The only way to endure camping

YOU’VE waited all year for this moment and now it’s here, you’re not quite enjoying it yet.

 

Yes, holiday season is here and anyone with children is frantically writing lists, buying up first aid kits and worrying about passports.

That’s before the little darlings have even got to being sick in the car/train/ferry or needing a wee just after you’ve left the service station.

Holidaying with kids is hard work. But with a few simple tips your break might just end up being the relaxing family break you need.

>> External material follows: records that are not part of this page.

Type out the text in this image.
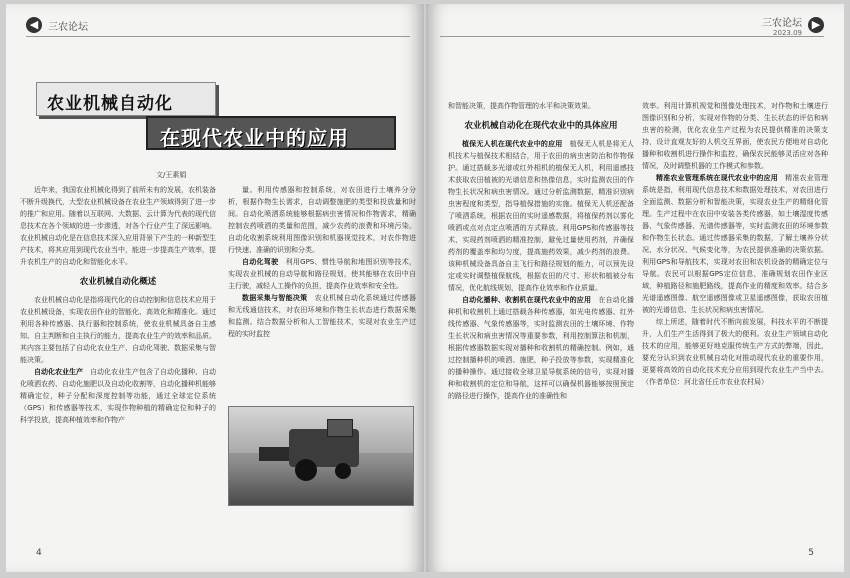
◀ 三农论坛
农业机械自动化
在现代农业中的应用
文/王素娟

近年来，我国农业机械化得到了前所未有的发展，农机装备不断升级换代，大型农业机械设备在农业生产领域得到了进一步的推广和应用。随着以互联网、大数据、云计算为代表的现代信息技术在各个领域的进一步渗透，对各个行业产生了深远影响。农业机械自动化是在信息技术深入应用背景下产生的一种新型生产技术，将其应用到现代农业当中，能进一步提高生产效率，提升农机生产的自动化和智能化水平。

农业机械自动化概述

农业机械自动化是指将现代化的自动控制和信息技术应用于农业机械设备，实现农田作业的智能化、高效化和精准化。通过利用各种传感器、执行器和控制系统，使农业机械具备自主感知、自主判断和自主执行的能力，提高农业生产的效率和品质。其内容主要包括了自动化农业生产、自动化驾驶、数据采集与智能决策。

自动化农业生产　 自动化农业生产包含了自动化播种、自动化喷洒农药、自动化施肥以及自动化收割等，自动化播种机能够精确定位，种子分配和深度控制等功能，通过全球定位系统（GPS）和传感器等技术，实现作物种植的精确定位和种子的科学投放，提高种植效率和作物产

量。利用传感器和控制系统，对农田进行土壤养分分析，根据作物生长需求，自动调整施肥的类型和投放量和时间。自动化喷洒系统能够根据病虫害情况和作物需求，精确控制农药喷洒的类量和范围，减少农药的浪费和环境污染。自动化收割系统利用图像识别和机器视觉技术，对农作物进行快速、准确的识别和分类。

自动化驾驶　 利用GPS、惯性导航和地图识别等技术，实现农业机械的自动导航和路径规划，使其能够在农田中自主行驶，减轻人工操作的负担，提高作业效率和安全性。

数据采集与智能决策　 农业机械自动化系统通过传感器和无线通信技术，对农田环境和作物生长状态进行数据采集和监测。结合数据分析和人工智能技术，实现对农业生产过程的实时监控

4
三农论坛
2023.09
▶

和智能决策，提高作物管理的水平和决策效果。

农业机械自动化在现代农业中的具体应用

植保无人机在现代农业中的应用　 植保无人机是将无人机技术与植保技术相结合，用于农田的病虫害防治和作物保护。通过搭载多光谱或红外相机的植保无人机，利用遥感技术获取农田植被的光谱信息和热像信息，实时监测农田的作物生长状况和病虫害情况。通过分析监测数据，精准识别病虫害程度和类型，指导植保措施的实施。植保无人机还配备了喷洒系统，根据农田的实时遥感数据，将植保药剂以雾化喷洒或点对点定点喷洒的方式释放。利用GPS和传感器等技术，实现药剂喷洒的精准控制，避免过量使用药剂，并确保药剂的覆盖率和均匀度，提高施药效果，减少药剂的浪费。该种机械设备具备自主飞行和路径规划的能力，可以预先设定或实时调整植保航线，根据农田的尺寸、形状和植被分布情况，优化航线规划，提高作业效率和作业质量。

自动化播种、收割机在现代农业中的应用　 在自动化播种机和收割机上通过搭载各种传感器，如光电传感器、红外线传感器、气象传感器等，实时监测农田的土壤环境、作物生长状况和病虫害情况等重要参数，利用控制算法和机制，根据传感器数据实现对播种和收割机的精确控制。例如，通过控制播种机的喷洒、施肥，种子投放等参数，实现精准化的播种操作。通过接收全球卫星导航系统的信号，实现对播种和收割机的定位和导航，这样可以确保机器能够按照预定的路径进行操作，提高作业的准确性和

效率。利用计算机视觉和图像处理技术，对作物和土壤进行图像识别和分析，实现对作物的分类、生长状态的评估和病虫害的检测，优化农业生产过程为农民提供精准的决策支持，设计直观友好的人机交互界面，使农民方便地对自动化播种和收割机进行操作和监控，确保农民能够灵活应对各种情况，及时调整机器的工作模式和参数。

精准农业管理系统在现代农业中的应用　 精准农业管理系统是指，利用现代信息技术和数据处理技术，对农田进行全面监测、数据分析和智能决策，实现农业生产的精细化管理。生产过程中在农田中安装各类传感器，如土壤湿度传感器、气象传感器、光谱传感器等，实时监测农田的环境参数和作物生长状态。通过传感器采集的数据，了解土壤养分状况、水分状况、气候变化等，为农民提供准确的决策依据。利用GPS和导航技术，实现对农田和农机设备的精确定位与导航。农民可以根据GPS定位信息，准确规划农田作业区域，种植路径和施肥路线，提高作业的精度和效率。结合多光谱遥感图像、航空遥感图像或卫星遥感图像，获取农田植被的光谱信息、生长状况和病虫害情况。

综上所述，随着时代不断向前发展，科技水平的不断提升，人们生产生活得到了极大的便利。农业生产领域自动化技术的应用，能够更好地克服传统生产方式的弊端，因此，要充分认识到农业机械自动化对推动现代农业的重要作用，更要将高效的自动化技术充分应用到现代农业生产当中去。（作者单位：河北省任丘市农业农村局）

5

  1. Packing: Make a list of everything you use on a daily basis. Then halve it. Then halve it again. Think of things that it would be uneconomical to buy or hire once you get there, like car seats, travelcots, listeners and buggies. Luggage charges on flights now make it very difficult for families with young children. A pack of nappies is heavy. A few in your hand luggage isn’t. Other countries do sell nappies. If you have older children, share items out like spare socks, water bottles, books and their toys in a backpack they are responsible for.
  2. Food and drink: If travelling by car, don’t overload them on sweets as soon as you’re five minutes from home or you’ll be smelling sick for the rest of the journey. Give treats in moderation, when bribery keeps the peace. Don’t forget drinks, and don’t believe them if they tell you they don’t need to go at scheduled stops. Packing a few sandwiches and fruit for a journey will save you a fortune too.
  3. Embrace technology: We played I-Spy and Count-the-Green-Cars. They play Fifa 2010 and Super Mario on their games consoles, listen to MP3 players and watch in-car DVDs. Make sure everything is fully charged before you leave. And leave them to it.
  4. Make a first aid box. Just to keep your mind at rest. A plastic tub with a lid containing Calpol sachets, headache pills, antiseptic cream, antihistamine, a bandage, sling, plasters and antibac wipes goes on holiday with me.
  5. Swimming: If you know there’s a pool or beach, take trunks, cossies, goggles and armbands, and do not ever assume someone else will watch your children.
  6. Weather: This is the tricky one. I always over pack for changeable conditions. Thinner waterproofs and layers is lighter than carting your winter coat with you. Unless you are going skiing.
  7. Shoes: Again, try and keep it light. Wellies, Croc-style slip ons or flip flops, something everyone can walk in and if you can squeeze them in, something nice for you for evenings.
  8. Beware of airport restrictions: You may think you can persuade them otherwise, but security staff at airports will make you dump the eight cartons of baby milk and juice you’ve just bought, only for you to have to buy it again at the other end. They will even take baby bottles from your screaming tot and pour it away. Take powder and mix bottles with fresh water once through the barriers. Hot water should be available on flights.
  9. Essentials: Whatever age your children, carry baby wipes, something to draw/write on, a small ball, Top Trumps, a mobile phone and your sense of humour. Holidays are meant to be relaxing, so don’t try to stick rigidly to a schedule or panic because the eggs aren’t organic. Break the usual rules a little.
  10. The Stupid Family Game: If you don’t have one, you should. Ours is “Guess Person Who?” and is based on the traditional game where someone thinks of a person and the others have to ask questions to guess who it is. Ours gets very silly, and usually takes at least an hour before everyone gets bored or falls out.